Now the plastic and cardboard package he comes in will be environmentally-friendly, too.
So will the packaging for such classic toys and games as Mr. Potato Head, Play-Doh, Monopoly and Candy Land, all of which, along with more recent phenomena like Littlest Pet Shop and the Transformers, are made by Hasbro, a Pawtucket, RI-based firm that sold about $4 billion of toys last year.
Hasbro releases its first corporate social responsibility report today, and it should be available here. The company offered me a preview of the report and a chance to talk with Brian Goldner, the company's CEO, and Kathrin Belliveau, vice president of corporate responsibility at Hasbro.
Hasbro was formed by brothers Henry and Helal Hassenfeld (get it, Has-bro?) in 1923, and family member Alan Hassenfeld remains on the firm's board; that kind of long-term family ownership often leads to an ethic of social responsibility and, in fact, Hasbro has been paying attention to its social impact for years, particularly when it comes to overseas factories. It's been slower to look at environmental issues but, even so, the company tops its bigger rival, Mattel, in the rankings released just this week by nonprofit Climate Counts. [See my blog post yesterday, Big Brands Take More Climate Action, But Policy Needed for Progress] Hasbro also ranks No. 59 on FORTUNE's "100 Best Companies to Work For" List.

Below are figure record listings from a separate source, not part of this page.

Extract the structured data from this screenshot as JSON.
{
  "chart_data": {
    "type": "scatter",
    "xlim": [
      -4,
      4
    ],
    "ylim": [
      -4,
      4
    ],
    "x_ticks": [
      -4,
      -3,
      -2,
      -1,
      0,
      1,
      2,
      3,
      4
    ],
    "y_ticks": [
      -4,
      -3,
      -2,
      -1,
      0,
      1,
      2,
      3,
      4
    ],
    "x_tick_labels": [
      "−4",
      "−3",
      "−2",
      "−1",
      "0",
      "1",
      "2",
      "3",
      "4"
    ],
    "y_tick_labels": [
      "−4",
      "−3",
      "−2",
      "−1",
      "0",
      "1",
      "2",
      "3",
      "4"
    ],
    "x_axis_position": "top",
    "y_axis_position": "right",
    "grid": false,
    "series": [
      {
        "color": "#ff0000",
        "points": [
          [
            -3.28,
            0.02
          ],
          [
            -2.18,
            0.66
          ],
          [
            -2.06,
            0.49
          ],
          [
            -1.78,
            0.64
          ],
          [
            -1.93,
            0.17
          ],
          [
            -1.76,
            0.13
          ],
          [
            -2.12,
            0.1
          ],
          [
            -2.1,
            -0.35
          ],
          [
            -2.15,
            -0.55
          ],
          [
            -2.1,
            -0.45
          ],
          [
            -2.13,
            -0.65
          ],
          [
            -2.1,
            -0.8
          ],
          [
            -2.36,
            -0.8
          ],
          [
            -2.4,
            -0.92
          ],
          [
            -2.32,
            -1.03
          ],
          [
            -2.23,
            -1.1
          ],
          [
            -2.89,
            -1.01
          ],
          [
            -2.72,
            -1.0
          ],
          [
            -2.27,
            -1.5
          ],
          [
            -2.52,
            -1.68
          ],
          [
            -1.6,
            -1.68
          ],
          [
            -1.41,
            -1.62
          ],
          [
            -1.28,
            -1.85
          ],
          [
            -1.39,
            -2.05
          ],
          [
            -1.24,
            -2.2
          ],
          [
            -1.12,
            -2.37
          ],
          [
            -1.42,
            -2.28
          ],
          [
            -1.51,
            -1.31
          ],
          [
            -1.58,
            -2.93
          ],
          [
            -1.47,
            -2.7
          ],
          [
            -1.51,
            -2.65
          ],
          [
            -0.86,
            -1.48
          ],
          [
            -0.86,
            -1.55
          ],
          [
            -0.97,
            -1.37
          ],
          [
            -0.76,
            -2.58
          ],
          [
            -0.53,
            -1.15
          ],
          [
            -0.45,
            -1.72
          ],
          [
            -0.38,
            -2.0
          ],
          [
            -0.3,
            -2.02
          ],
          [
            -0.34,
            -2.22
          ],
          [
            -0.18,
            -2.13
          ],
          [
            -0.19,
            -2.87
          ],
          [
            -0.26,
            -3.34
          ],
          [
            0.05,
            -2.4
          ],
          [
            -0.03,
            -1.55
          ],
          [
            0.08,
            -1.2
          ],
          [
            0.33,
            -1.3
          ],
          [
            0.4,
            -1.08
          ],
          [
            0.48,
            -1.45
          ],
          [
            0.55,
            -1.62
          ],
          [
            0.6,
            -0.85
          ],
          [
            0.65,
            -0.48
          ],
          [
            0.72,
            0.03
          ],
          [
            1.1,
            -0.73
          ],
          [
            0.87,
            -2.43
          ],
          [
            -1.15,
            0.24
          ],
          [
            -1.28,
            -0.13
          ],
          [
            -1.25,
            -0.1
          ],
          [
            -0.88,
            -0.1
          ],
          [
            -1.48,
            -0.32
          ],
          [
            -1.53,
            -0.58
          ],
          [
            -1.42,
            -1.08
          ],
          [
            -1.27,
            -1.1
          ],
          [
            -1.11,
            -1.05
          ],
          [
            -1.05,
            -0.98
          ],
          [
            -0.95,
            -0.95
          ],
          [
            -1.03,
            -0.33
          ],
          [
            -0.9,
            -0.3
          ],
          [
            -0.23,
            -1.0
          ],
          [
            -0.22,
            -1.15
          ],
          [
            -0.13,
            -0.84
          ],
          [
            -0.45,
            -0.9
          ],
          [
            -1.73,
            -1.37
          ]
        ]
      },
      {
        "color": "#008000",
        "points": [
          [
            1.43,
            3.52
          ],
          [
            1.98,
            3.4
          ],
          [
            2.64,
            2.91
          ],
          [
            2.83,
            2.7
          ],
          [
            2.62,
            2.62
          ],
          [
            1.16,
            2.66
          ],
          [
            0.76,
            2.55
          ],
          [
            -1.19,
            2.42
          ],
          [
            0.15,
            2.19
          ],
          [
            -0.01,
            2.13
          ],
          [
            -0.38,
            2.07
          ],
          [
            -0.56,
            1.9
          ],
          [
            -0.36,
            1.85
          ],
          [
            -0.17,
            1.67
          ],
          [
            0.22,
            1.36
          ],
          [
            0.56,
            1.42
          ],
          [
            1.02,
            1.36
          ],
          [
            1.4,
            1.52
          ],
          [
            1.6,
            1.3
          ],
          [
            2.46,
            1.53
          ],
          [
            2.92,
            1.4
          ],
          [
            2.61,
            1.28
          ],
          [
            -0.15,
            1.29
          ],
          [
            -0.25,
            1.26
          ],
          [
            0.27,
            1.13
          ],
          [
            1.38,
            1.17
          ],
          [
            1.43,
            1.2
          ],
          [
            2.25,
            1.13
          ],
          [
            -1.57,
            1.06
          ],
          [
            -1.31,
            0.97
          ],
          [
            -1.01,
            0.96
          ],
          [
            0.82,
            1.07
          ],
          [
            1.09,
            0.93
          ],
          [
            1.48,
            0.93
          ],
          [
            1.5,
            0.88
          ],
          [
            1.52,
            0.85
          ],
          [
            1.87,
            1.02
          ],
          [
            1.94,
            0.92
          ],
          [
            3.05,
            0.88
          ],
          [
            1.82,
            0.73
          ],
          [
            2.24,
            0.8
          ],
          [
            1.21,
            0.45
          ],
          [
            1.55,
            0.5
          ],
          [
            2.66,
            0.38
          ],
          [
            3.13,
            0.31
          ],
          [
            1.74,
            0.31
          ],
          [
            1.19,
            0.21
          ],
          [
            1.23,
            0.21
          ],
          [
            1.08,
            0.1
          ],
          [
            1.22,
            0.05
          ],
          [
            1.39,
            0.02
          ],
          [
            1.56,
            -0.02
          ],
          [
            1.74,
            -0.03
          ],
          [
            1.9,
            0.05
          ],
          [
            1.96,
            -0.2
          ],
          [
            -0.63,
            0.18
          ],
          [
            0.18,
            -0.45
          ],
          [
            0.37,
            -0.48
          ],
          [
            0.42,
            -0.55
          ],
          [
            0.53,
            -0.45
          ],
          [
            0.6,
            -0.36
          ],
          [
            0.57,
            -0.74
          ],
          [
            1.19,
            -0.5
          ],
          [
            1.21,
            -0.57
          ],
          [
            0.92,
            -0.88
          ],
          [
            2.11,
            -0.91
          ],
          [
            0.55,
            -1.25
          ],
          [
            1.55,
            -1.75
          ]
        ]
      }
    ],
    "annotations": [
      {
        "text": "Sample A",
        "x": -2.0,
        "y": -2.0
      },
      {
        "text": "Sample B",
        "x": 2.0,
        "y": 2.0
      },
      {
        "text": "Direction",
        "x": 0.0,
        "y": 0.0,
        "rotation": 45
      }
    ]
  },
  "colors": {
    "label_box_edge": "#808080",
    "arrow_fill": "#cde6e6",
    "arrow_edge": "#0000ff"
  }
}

Goldner has chaired the board's social responsibility committee since 2006. I asked him why the company is doing a report now.
Partly, he said, it's because the company is expanding -- in recent years, it opened marketing and sales offices in China, Brazil, Russia and Korea, among other places -- and Hasbro wants to communicate its values to its employees everywhere.
"As we hire hundreds of new people around the world," Goldner said, "we want people to understand that we're not only in the markets to win but we're there to be a good corporate citizen."
"At the end of the day, I think it comes down to, frankly, myself and our senior management team who feel very strongly about this as individual citizens and people who are running a company," he said. CSR at the company is a "long process of continuous improvement."
Most of the news (such as it is) in today's report is about packaging. The company said it would eliminate polyvinyl chloride (PVC) from "all new core toy and game packaging beginning in 2013," it promised to insure that 90 percent of paper and board packaging will come from recycled material, or from sources that practice sustainable forest management, by 2015, and it noted that it has already replaced all the wire ties in its packages with ties made from paper rattan or bamboo mix. Fun fact: The company said the changeover to rattan and bamboo "eliminated approximately 34,000 miles of wire ties – more than enough to wrap around the circumference of the Earth."
In truth, the planet is unlikely to notice much of this. Reducing packaging is all to the good, but it's a bigger issue when it comes to things we consume frequently (fast food, drinks, groceries, etc). Hasbro's packaging reductions were surely driven, at least in part, by Walmart's attempts to get all of its suppliers to cut back on packaging. I asked Belliveau about this, and she replied: "Certainly their scorecard process, which we have been very committed to, has guided us, but we also have our own aspirations and requirements that are driving our business."